Friday, December 17, 2021

How the Jacobin JVM Accesses Methods

Executing methods is the principal activity of the JVM. There are many steps involved in finding, loading, executing methods correctly. The Jacobin JVM uses a variety of techniques to accelerate this process as described here. (To follow, you need to know just a little Java.) 

Methods in class files

Java methods are stored in class files in a section where various kinds of class attributes are located. Each method contains instructions in the form of Java bytecodes. It also contains a series of attributes that provide additional execution information (such as data for handling exceptions, debugging info, etc.) Functions are stored by name and type, which are represented by indexes into an area of the class file called the constant pool. Those indexes ultimately point to strings in UTF-8 format (actually, a Java-specific variant of UTF-8). A typical example looks like this:

java/io/PrintStream.println:(I)V

This shows the usual println() method that prints an integer to the console. Note that the name of the class precedes the method name. The class name has transformed the usual . into forward slashes. The single dot demarks the method name, which is followed by a colon and the method signature. The part in parentheses indicates the parameter type (I=integer) and the V after the closing parenthesis indicates the return value, which here is void (V=void). Note to Java nerds: the signature of a method typically does not include the return value. It's specified here so that the JVM knows what to expect as a return value.

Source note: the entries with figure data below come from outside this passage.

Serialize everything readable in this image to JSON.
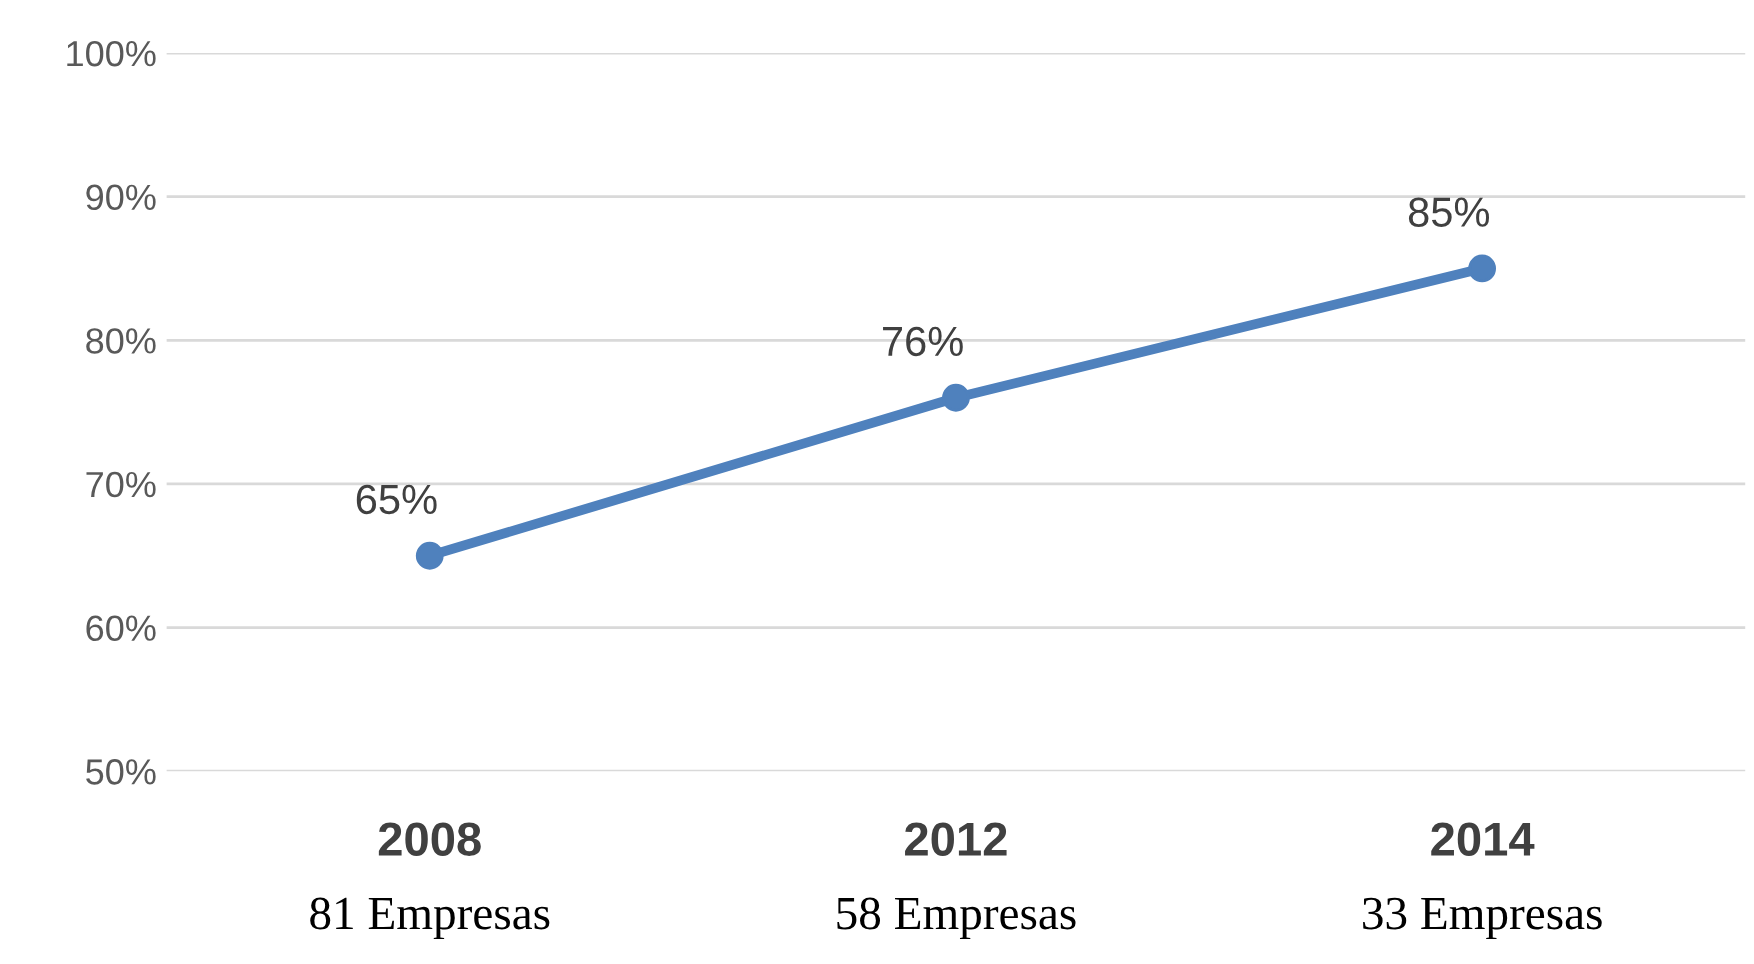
{
  "chart_data": {
    "type": "line",
    "categories": [
      "2008\n81 Empresas",
      "2012\n58 Empresas",
      "2014\n33 Empresas"
    ],
    "series": [
      {
        "color": "#4f81bd",
        "values": [
          65,
          76,
          85
        ],
        "value_labels": [
          "65%",
          "76%",
          "85%"
        ]
      }
    ],
    "ylim": [
      50,
      100
    ],
    "yticks": [
      {
        "value": 50,
        "label": "50%"
      },
      {
        "value": 60,
        "label": "60%"
      },
      {
        "value": 70,
        "label": "70%"
      },
      {
        "value": 80,
        "label": "80%"
      },
      {
        "value": 90,
        "label": "90%"
      },
      {
        "value": 100,
        "label": "100%"
      }
    ],
    "grid": "y",
    "marker": "circle",
    "line_style": "solid",
    "legend": false
  }
}
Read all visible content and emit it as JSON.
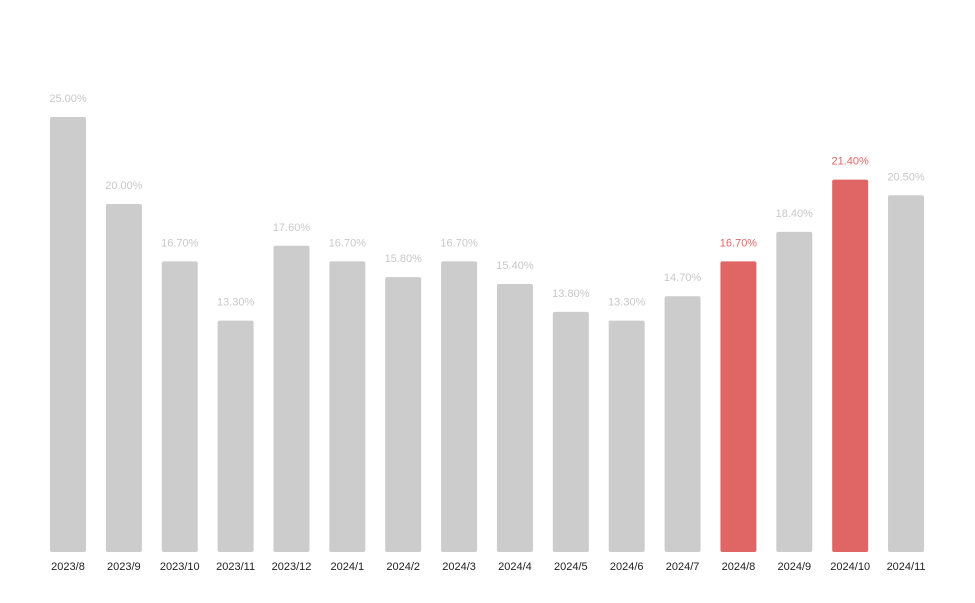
{
  "chart_data": {
    "type": "bar",
    "title": "",
    "xlabel": "",
    "ylabel": "",
    "ylim": [
      0,
      25.0
    ],
    "grid": false,
    "categories": [
      "2023/8",
      "2023/9",
      "2023/10",
      "2023/11",
      "2023/12",
      "2024/1",
      "2024/2",
      "2024/3",
      "2024/4",
      "2024/5",
      "2024/6",
      "2024/7",
      "2024/8",
      "2024/9",
      "2024/10",
      "2024/11"
    ],
    "values": [
      25.0,
      20.0,
      16.7,
      13.3,
      17.6,
      16.7,
      15.8,
      16.7,
      15.4,
      13.8,
      13.3,
      14.7,
      16.7,
      18.4,
      21.4,
      20.5
    ],
    "value_labels": [
      "25.00%",
      "20.00%",
      "16.70%",
      "13.30%",
      "17.60%",
      "16.70%",
      "15.80%",
      "16.70%",
      "15.40%",
      "13.80%",
      "13.30%",
      "14.70%",
      "16.70%",
      "18.40%",
      "21.40%",
      "20.50%"
    ],
    "highlighted": [
      "2024/8",
      "2024/10"
    ],
    "colors": {
      "bar": "#cccccc",
      "bar_highlight": "#e06666",
      "label": "#c8c8c8",
      "label_highlight": "#e06666",
      "tick": "#222222"
    }
  }
}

Extracting methods for use by the JVM

The classloader is a JVM subsystem that locates classes needed by the application, parses them, and places (or loads) the parsed data into an important area of the JVM called the method area. The method area, despite its name, holds entire classes. When an app requires a method, it looks into the method area and determines whether the class has been loaded. If not, it asks the classloader subsystem to locate and load the class into the method area. Once the class is there, the JVM looks through all the method, resolves the name and signature strings for each of the methods and sees whether they match the method being looked for. When a match is found, the bytecodes are loaded and executed. (If the method is not found, a runtime error results.)

This search can be extremely expensive. For example, the Java standard Class.class in Java 11 has 139 methods--that's potentially a lot of look-ups! To save time, most JVMs, including Jacobin, cache the method data once it's been looked up, so that the search is performed only once.

The Method Table

In Jacobin, the caching is done using a method table (see file MTable.go). When a method is invoked, Jacobin (like many JVMs), first checks the method table to see whether the method has previously been located and loaded. If not, then the search as described previously is performed. In Jacobin, the method is located and stored in the method table and then the look-up in the table is performed a second time and the result passed to the calling method.  

Additional Considerations

Thread safety: The method table, like the method area, is a JVM-wide data structure. That is, all executing threads in the JVM can access it. As a result, it's conceivable that two threads would be updating the method table simultaneously. To avoid this problem, the table uses a mutex lock on every update. 

Performance: While developing the many capabilities of a JVM, Jacobin is aiming for acceptable performance. Eventually, though we'll be working very hard to maximize performance. Some of the techniques we have in our notebooks for future enhancements (some of which are used in other JVMs):

  • For the main() class and other classes that might appear in the same JAR, loading the methods directly into the method table, rather than waiting for the initial method search to load them. 
  • When a method is loaded into the method table, deleting it from the class entry in the method area. There is no need to have the same data in memory twice. Doing this, reduces the memory footprint of the JVM.
  • When a class's methods are searched for a match (that is, prior to an entry in the method table), if no match is found in the class, then the superclass must be checked. If that fails, then that super-class's superclass is checked and so on up the chain until java.lang.Object is reached at the top of the object hierarchy. A simple optimization is to give every loaded class a complete list of all the superclass methods with pointers to them, so that the JVM does not have to climb the hierarchy in its search, but can tell quickly whether the method exists or not. 

There are surely other optimizations and refinements, which we hope to explore and to include if they lead to better execution.